According to BNEF, solar investment is likely to rise this year driven by ongoing boom in China for both utility-scale and smaller, local PV systems, and the financing of very large solar parks in other developing countries as cost-competitiveness continues to improve.

The biggest solar project reaching financial close in the early months of 2018 was the 800MW Noor Midelt portfolio in Morocco, made up of a mix of PV panels and solar thermal systems with storage.

The largest conventional PV installations financed in 1Q were the 709MW NLC Tangedco portfolio in India, at an estimated $660 million, and the 404MW Acciona and Tuto Puerto Libertad project in Mexico, at $493 million.

Wind investment showed a rise of 10 percent in the first quarter to $18.9 billion, while biomass and waste-to-energy declined 29 percent to $679 million, geothermal rose 39 percent to $1 billion and small hydro-electric projects of less than 50MW attracted $538 million, down 32 percent.

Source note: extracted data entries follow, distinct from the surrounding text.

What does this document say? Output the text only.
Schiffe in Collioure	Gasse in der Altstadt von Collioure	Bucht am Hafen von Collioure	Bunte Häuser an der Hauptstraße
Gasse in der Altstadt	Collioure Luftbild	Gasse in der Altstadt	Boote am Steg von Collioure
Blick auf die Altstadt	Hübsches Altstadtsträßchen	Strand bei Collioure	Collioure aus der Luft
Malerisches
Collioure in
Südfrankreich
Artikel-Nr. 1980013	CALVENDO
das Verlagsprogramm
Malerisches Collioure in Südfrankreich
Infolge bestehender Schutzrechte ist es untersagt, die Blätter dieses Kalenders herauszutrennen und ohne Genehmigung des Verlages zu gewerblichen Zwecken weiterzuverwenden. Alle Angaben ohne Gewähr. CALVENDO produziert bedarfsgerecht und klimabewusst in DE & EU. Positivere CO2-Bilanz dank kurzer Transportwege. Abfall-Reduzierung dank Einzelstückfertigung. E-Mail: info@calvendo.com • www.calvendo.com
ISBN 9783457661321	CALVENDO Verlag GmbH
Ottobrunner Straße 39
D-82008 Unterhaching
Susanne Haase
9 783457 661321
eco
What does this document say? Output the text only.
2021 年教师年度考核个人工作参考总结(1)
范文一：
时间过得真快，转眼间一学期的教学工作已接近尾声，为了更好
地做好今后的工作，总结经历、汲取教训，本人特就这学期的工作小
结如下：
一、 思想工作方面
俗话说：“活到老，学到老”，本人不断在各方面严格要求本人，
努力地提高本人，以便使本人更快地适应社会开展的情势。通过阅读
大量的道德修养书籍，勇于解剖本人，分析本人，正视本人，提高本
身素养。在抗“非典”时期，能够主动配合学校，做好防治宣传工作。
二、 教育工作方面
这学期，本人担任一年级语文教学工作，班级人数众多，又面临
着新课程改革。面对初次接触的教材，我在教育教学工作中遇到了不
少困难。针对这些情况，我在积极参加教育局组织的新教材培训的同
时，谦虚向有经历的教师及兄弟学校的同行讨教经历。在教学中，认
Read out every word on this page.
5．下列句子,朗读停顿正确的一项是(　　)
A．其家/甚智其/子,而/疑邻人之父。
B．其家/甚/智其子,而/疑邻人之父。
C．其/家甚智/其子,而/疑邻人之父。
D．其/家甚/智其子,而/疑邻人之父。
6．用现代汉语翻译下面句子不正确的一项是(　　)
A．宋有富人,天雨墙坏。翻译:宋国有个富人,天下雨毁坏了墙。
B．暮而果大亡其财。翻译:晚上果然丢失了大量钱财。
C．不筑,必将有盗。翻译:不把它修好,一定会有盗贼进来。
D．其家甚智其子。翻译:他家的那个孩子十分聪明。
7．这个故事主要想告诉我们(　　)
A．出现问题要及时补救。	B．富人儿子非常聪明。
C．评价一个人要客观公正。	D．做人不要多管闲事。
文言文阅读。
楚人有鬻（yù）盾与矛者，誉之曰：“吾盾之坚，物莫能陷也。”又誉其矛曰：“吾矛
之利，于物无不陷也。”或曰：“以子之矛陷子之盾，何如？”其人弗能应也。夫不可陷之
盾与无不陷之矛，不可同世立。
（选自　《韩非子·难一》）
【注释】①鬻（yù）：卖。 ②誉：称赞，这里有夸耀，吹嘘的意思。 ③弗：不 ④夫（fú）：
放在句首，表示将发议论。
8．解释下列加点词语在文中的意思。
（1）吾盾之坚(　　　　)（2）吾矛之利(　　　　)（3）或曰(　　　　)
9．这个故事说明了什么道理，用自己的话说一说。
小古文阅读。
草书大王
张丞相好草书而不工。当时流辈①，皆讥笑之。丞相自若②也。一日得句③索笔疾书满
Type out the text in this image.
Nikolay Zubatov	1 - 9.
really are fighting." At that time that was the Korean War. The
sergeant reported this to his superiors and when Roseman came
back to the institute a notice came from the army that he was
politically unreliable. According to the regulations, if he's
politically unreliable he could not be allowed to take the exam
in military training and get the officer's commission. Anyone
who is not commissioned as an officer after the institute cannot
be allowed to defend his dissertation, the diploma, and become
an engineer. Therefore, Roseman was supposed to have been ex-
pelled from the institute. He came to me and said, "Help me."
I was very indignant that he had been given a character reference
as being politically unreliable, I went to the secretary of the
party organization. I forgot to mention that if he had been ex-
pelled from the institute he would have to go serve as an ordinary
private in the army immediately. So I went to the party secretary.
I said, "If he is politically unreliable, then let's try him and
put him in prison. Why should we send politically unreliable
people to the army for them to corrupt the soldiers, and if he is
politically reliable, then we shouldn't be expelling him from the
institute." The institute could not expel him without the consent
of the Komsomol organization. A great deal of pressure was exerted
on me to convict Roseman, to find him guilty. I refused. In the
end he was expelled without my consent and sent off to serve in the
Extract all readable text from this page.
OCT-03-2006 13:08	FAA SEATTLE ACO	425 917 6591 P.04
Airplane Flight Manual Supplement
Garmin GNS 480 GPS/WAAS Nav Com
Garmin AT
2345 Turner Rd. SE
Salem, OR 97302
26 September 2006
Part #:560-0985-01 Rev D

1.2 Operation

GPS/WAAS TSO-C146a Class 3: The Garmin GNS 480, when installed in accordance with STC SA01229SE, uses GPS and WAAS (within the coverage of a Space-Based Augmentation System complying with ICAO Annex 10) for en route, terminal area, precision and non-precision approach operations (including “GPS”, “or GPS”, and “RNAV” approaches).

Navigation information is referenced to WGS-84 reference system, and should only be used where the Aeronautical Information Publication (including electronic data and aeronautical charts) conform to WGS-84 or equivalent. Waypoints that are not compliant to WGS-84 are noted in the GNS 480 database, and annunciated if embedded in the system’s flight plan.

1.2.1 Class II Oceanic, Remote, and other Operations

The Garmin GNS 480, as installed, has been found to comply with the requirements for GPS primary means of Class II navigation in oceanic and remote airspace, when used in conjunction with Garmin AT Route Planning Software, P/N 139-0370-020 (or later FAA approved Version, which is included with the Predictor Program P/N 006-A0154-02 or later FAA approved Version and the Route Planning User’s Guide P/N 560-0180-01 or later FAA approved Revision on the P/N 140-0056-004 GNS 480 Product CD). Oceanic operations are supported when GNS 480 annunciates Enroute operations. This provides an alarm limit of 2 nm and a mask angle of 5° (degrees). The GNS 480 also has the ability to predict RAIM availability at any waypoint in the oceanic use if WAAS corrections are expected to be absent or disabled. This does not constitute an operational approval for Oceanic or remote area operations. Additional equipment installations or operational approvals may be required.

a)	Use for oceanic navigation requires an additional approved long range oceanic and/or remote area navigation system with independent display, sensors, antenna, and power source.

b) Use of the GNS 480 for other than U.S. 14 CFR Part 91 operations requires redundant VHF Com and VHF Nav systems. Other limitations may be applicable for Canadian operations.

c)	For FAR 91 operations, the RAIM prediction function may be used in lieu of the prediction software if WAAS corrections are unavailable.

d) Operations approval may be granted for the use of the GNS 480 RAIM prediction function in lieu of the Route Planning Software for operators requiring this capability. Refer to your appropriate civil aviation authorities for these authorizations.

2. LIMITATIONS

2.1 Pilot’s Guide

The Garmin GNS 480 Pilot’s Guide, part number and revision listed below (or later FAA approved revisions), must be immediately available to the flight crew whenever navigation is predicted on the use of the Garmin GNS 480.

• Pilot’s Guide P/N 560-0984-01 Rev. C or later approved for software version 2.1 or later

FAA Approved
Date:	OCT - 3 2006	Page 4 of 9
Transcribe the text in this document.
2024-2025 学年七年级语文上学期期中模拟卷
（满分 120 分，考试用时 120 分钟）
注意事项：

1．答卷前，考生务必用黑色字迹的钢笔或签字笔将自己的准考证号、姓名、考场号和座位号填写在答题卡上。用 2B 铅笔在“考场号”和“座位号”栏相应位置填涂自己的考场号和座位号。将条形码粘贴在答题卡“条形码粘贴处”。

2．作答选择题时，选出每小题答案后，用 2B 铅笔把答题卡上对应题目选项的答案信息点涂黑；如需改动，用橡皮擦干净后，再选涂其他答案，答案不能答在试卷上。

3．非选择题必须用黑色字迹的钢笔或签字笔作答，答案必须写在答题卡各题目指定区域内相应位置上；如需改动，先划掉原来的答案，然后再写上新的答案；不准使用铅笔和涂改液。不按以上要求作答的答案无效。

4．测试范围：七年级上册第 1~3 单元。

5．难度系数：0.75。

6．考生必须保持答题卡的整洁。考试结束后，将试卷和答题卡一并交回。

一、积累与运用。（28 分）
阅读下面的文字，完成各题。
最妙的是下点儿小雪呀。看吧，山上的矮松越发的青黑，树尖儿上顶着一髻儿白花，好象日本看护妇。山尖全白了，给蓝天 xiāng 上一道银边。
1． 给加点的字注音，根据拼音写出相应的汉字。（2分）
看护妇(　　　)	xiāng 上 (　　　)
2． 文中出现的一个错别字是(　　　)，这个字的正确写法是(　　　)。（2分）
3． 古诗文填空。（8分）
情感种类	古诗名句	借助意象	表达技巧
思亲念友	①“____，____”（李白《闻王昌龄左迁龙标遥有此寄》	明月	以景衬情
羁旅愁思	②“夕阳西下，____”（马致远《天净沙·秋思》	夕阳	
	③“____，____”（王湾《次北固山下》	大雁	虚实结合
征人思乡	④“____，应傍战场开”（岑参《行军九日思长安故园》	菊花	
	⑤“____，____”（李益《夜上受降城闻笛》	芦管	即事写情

Companies specializing in energy-smart technologies such as smart meters, energy storage and electric vehicles attracted $2 billion, down 8 percent. Biofuels staged a recovery, with investment up 519 percent year-on-year to $748 million, thanks to the financing of two U.S. ethanol plants.

Looking at the geographical split, China dominated yet again, investing $26 billion in clean energy in 1Q, although this was down 27 percent from a hectic first quarter last year.

The U.S. saw investment of $10.7 billion, up 16 percent, while Europe suffered a 17 percent decline to $6 billion, reflecting an absence of German or U.K. offshore wind deals. India saw investment rise 9 percent year-on-year to $3.6 billion, while Japanese outlays fell 54 percent to $1.4 billion.

In Vietnam, the financing of wind projects helped its 1Q investment tally to $1.1 billion, a quarterly record.

In Mexico, continuing activity in both solar and wind pushed up its total by 3 percent year-on-year to $1.3 billion.

The financial close on a 91MW geothermal project in Indonesia helped that country’s tally to $757 million in 1Q 2018.

Breaking investment down by type, the first quarter saw a 16 percent fall in the asset finance of utility-scale renewable energy projects worldwide, to $44.3 billion, but there was a 16 percent rise to $14.3 billion in the funding of small solar systems of less than 1MW.

Public markets investment in specialist clean energy companies plunged 75 percent to $509 million, the lowest in any quarter for two years. Venture capital and private equity investment was much more impressive, climbing 65 percent to $2.4 billion, the highest since 3Q 2016.

The VC/PE deals in the latest quarter were led by $475 million and $348 million Series B rounds for Chinese electric car companies Beijing CHJ Information Technology and Guangzhou Xiaopeng Motors, and a $224 million private equity expansion capital round for Enerkem, the Canadian biofuel technology developer.